A team of Italian specialists arrived Thursday at the site of the Mosul Dam as part of an emergency campaign to repair Iraq's largest dam before it collapses.

The advance team from the Italian engineering firm Trevi Group will set up a camp for the group of engineers who are expected to arrive within a few weeks.

U.S. and Iraqi officials have repeatedly warned that the dam is in imminent danger of collapse.

In late February, the U.S. Embassy in Baghdad called the dam's risk of collapse "serious and unprecedented,'' and Prime Minister Haidar al-Abadi asked Mosul residents along the Tigris River to move at least six kilometers (3.7 miles) away from its banks.
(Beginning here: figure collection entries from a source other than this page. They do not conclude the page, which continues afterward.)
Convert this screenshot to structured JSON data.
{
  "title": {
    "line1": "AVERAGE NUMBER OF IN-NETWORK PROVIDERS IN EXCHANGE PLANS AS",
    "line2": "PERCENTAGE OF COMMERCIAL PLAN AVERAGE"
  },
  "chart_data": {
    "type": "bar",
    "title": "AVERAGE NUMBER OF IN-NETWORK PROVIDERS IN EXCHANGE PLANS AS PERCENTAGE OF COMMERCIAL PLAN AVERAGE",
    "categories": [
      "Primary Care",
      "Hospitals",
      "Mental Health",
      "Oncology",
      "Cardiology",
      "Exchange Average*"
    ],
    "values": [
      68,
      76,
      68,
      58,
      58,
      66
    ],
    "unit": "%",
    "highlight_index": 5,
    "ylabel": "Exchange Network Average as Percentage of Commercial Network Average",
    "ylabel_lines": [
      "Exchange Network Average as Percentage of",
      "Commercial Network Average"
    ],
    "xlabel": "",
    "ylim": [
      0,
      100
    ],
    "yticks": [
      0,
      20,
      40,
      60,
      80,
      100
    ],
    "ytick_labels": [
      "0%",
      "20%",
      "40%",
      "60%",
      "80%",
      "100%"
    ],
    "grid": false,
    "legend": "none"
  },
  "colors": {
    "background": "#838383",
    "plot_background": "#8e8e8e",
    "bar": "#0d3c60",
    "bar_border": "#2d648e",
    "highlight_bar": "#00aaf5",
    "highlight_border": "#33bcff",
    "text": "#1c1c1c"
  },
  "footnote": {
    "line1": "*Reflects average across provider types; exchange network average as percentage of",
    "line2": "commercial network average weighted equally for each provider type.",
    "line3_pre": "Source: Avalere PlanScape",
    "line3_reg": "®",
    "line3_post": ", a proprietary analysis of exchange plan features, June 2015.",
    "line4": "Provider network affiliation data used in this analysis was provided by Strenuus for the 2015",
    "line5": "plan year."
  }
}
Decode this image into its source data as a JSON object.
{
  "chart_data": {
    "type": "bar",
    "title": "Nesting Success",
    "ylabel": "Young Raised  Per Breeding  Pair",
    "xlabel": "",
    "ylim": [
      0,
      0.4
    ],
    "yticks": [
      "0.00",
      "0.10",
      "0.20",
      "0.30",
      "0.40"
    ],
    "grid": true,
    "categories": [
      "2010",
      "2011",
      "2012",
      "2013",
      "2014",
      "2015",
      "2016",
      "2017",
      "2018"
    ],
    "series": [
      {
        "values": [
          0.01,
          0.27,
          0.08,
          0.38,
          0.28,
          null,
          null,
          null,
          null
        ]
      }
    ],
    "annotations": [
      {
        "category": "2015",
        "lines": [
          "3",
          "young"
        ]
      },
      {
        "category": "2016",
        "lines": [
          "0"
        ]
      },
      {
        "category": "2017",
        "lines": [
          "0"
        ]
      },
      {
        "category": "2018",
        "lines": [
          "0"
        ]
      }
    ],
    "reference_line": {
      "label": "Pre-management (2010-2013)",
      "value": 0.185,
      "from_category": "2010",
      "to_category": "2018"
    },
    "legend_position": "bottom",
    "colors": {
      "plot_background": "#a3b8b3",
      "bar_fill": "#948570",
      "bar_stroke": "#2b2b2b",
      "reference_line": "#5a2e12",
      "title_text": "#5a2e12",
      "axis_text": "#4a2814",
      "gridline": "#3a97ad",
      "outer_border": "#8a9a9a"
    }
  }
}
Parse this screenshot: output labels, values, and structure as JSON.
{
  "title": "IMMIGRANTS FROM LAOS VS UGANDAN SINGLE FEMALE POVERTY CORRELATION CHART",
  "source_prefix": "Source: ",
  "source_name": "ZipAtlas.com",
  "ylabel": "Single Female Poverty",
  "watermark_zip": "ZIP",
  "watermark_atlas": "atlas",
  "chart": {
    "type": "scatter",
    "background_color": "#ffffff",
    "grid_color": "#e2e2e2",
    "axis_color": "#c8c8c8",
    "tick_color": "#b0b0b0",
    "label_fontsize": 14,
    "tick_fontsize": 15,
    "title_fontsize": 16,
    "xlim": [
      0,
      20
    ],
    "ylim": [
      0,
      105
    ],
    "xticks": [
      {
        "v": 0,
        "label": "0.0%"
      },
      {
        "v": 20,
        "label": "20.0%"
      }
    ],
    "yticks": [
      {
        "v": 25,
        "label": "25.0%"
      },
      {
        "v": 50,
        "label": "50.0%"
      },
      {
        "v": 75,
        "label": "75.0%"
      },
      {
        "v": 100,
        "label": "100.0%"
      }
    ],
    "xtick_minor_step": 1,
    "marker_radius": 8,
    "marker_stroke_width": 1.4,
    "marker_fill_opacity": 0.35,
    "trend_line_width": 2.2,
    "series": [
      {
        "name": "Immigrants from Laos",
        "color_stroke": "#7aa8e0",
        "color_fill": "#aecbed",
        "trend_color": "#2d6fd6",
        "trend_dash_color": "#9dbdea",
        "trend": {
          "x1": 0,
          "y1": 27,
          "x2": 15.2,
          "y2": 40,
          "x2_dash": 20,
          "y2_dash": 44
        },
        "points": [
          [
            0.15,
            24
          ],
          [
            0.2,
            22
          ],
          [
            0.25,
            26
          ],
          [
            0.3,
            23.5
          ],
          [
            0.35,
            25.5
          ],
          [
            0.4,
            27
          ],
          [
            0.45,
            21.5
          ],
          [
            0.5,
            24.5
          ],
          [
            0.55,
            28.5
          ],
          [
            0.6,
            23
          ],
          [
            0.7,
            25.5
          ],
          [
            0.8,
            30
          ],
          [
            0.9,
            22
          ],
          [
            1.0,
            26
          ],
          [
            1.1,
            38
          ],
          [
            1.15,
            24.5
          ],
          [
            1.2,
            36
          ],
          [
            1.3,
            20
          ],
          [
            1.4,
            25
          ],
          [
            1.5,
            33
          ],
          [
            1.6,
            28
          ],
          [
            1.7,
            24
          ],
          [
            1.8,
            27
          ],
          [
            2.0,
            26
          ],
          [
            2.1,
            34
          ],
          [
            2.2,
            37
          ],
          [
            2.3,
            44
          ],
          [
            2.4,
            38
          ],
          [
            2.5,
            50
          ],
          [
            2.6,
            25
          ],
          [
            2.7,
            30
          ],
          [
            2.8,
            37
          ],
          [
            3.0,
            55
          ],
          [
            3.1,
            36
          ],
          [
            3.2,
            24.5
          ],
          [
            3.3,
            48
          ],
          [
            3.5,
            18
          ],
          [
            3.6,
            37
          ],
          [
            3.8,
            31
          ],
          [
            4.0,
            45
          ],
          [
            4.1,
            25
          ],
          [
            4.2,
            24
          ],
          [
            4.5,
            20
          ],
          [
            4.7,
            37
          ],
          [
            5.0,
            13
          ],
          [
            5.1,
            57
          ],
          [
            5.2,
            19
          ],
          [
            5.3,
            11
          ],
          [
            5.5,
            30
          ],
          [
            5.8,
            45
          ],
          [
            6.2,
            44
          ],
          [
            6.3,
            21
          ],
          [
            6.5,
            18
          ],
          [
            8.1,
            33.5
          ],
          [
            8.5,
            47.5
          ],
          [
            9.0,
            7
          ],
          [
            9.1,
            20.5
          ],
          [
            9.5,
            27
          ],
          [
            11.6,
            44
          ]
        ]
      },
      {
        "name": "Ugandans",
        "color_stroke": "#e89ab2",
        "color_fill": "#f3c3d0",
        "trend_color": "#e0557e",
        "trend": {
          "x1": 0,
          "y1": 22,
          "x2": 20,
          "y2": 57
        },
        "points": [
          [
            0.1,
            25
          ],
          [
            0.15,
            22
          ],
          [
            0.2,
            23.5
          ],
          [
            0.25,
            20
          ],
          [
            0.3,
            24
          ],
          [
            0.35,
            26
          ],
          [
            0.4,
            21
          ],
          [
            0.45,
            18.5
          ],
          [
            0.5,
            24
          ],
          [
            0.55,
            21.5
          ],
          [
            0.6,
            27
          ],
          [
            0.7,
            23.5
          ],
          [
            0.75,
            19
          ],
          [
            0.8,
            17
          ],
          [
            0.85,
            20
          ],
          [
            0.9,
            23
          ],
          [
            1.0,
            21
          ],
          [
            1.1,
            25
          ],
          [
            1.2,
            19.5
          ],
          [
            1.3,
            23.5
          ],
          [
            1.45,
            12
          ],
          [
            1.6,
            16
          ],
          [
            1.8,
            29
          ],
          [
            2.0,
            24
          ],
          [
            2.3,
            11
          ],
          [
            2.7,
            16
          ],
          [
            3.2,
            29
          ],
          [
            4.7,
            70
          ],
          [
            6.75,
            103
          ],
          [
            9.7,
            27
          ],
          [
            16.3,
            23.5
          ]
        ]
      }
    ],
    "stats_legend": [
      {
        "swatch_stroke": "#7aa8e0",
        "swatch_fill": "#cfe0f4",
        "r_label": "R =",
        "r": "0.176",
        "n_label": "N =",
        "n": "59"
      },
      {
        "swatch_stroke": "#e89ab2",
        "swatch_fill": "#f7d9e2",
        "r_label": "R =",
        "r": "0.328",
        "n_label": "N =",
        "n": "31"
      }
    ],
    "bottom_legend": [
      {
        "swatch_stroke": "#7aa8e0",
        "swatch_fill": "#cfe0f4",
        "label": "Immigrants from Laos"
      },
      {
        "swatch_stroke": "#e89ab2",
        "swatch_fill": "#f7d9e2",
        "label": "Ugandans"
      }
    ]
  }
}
The dam's core problem is that it was shoddily built on unstable ground: The earth underneath it is constantly being eroded by water. From the day it was inaugurated in 1985, maintenance crews have had to continuously pour cement under its foundation.

Without that constant injection — known as "grouting'' — the 113-meter-high dam would soon collapse into a hole in the ground, causing an unprecedented disaster. The 30-mile-long lake behind it would explode down the Tigris River valley with hundreds of millions of cubic meters of water, ramming into Iraq's second-largest city, Mosul, currently home to more than 700,000 people about 40 miles downriver. It would then flood all the way down to Baghdad, some 340 miles south.

U.S. officials have estimated more than a half million people could be killed. Millions more would be driven from their homes.

Things have worsened because the dam was captured for several weeks in 2014 by the Islamic State group. U.S.-backed Iraqi forces retook the dam, but no grouting took place for six weeks. Even since then, the grouting has not been up to full levels, in part because the militants control the nearby factory that produces the concrete for the dam.

As a result, there are "almost certainly ... an unprecedented level of untreated voids'' in the dam's foundation from continuing erosion, the U.S. Army Corps of Engineers said in a January 30 report.

Riyadh Izeddin, the dam's director, said that in addition to shoring up the dam's concrete, the engineers will also repair a faulty outlet gate, which allows water to be released from the reservoir and reduces pressure on the dam.

The Italian crews will also be installing advanced technology and training Iraqi staffers on how to operate the new machinery.